Later, Jost brings on cast member Emil Wakim to give his thoughts about what it means to be an American these days. He comes out waving flags just to buy some goodwill, before admitting that he's conflicted: 'I know we're bad, because my life is so good there's just no way it's cruelty-free.' He has some decent material about ordering from Uber eats and hipster anti-capitalist hypocrisy, which is sure to go over poorly online.
Wakim's segment feels abrupt, probably because this week's Update includes a rare third guest spot. Sarah Sherman plays Jost's stressed out accountant Dawn who, between pulling out her own hair and driving her head through the set, takes shots at him over his various sexual and criminal improprieties.
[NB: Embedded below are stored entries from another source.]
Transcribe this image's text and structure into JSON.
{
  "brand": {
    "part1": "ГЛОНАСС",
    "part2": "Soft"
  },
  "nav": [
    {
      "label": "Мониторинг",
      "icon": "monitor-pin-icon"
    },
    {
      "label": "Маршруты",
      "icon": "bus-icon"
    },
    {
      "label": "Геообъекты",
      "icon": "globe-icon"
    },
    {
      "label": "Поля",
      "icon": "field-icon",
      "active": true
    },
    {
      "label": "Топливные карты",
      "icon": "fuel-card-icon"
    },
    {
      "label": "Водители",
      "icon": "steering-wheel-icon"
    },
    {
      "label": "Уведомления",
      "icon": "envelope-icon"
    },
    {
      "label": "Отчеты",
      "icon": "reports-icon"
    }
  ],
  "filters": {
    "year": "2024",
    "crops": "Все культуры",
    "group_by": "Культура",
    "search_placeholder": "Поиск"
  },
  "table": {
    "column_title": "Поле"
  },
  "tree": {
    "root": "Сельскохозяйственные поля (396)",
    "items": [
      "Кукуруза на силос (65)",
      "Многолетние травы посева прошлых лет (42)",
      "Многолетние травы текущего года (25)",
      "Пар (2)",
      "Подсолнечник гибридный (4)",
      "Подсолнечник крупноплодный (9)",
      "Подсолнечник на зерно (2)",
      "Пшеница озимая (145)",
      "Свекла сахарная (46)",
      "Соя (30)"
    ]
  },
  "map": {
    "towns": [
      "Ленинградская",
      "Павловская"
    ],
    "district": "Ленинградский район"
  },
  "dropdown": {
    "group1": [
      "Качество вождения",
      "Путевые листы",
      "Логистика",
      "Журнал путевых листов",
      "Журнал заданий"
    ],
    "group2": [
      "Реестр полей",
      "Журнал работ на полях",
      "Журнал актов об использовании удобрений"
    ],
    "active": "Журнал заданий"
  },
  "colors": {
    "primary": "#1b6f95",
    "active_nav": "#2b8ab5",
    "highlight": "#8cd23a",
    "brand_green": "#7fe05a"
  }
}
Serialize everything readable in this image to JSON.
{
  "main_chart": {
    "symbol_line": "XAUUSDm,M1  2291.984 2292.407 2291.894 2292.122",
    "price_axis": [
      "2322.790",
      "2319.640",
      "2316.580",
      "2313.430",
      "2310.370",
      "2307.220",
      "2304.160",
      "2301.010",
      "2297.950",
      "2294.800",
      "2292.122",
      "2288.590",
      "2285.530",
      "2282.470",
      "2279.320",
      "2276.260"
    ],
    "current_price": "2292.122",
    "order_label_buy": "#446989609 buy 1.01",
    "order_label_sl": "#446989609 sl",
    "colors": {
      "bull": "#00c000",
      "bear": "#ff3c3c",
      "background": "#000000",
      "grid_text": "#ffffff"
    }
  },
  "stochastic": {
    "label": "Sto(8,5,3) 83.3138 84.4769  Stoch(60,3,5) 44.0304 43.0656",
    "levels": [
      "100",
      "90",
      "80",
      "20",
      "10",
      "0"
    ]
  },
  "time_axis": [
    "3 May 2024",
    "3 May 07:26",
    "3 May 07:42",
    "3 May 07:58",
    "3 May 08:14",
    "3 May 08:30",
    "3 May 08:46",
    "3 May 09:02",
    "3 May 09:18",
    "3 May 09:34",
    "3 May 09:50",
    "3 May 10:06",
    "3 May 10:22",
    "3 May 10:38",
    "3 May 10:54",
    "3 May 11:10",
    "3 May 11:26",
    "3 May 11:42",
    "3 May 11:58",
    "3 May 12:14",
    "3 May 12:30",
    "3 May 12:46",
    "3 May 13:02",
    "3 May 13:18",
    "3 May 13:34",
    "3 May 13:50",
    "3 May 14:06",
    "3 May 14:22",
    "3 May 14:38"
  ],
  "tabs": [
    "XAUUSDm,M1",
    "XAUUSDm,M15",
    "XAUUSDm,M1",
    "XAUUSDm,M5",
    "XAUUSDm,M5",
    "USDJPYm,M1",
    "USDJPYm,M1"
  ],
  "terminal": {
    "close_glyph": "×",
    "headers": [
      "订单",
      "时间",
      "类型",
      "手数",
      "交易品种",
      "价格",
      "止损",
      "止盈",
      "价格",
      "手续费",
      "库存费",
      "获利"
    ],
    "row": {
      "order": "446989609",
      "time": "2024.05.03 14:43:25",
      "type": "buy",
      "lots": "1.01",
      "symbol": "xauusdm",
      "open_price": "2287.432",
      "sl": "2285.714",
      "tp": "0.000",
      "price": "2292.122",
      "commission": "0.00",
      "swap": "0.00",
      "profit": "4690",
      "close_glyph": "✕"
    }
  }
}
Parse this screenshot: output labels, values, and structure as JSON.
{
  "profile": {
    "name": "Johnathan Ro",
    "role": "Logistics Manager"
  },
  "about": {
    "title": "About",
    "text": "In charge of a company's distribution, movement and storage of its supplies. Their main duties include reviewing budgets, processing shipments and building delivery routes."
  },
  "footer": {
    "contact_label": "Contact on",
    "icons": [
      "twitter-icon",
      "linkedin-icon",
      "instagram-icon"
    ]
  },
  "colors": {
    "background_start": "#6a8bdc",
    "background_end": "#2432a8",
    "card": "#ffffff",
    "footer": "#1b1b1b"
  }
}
It's a credit to Sherman that this regularly recurring bit hasn't yet worn out its welcome.
A gay couple (Yang and Hamm) get angrily defensive when their confused friends ask where and how they got their newly adopted (or rather, clearly stolen) baby. This attempt to send up progressive identity politics might felt relevant a couple of years ago, but the culture has shifted enough that it no longer does.
Scenes of interracial young people partaking in 'active fun in slow motion are revealed to be the number indicator of herpes. Other signs include 'dancing in an outdoor beer garden with strings lights', 'winning a carnival game on the first try,' or 'hanging out with exactly one white person, one black person, one Asian person, and one Latin person.' A solid sendup of medication ad tropes.
The show wraps up in a corporate office during a new employee orientation ice breaker. The new hires take turns sharing a fun personal fact about themselves. Hamm's employee, Greg, brings things to a screeching halt when he introduces himself by revealing, 'My mom killed my dad naked on TV.' More bits of information come out over the course of the conversation: the show was Jackass; it was funny and sad; and a party donkey, Port-a-potty, and Raven Simone were involved. The initial gag is funny, but the rest of the sketch loses the thread.
While there were a few low points to tonight's episode – the baby sketch, Lizzo's first song – this was one of the stronger episodes of the season. The focus on Trump's disastrous economic policy gave it a strong through-line, the guest appearances made for some fun surprises, and Hamm was expectedly great.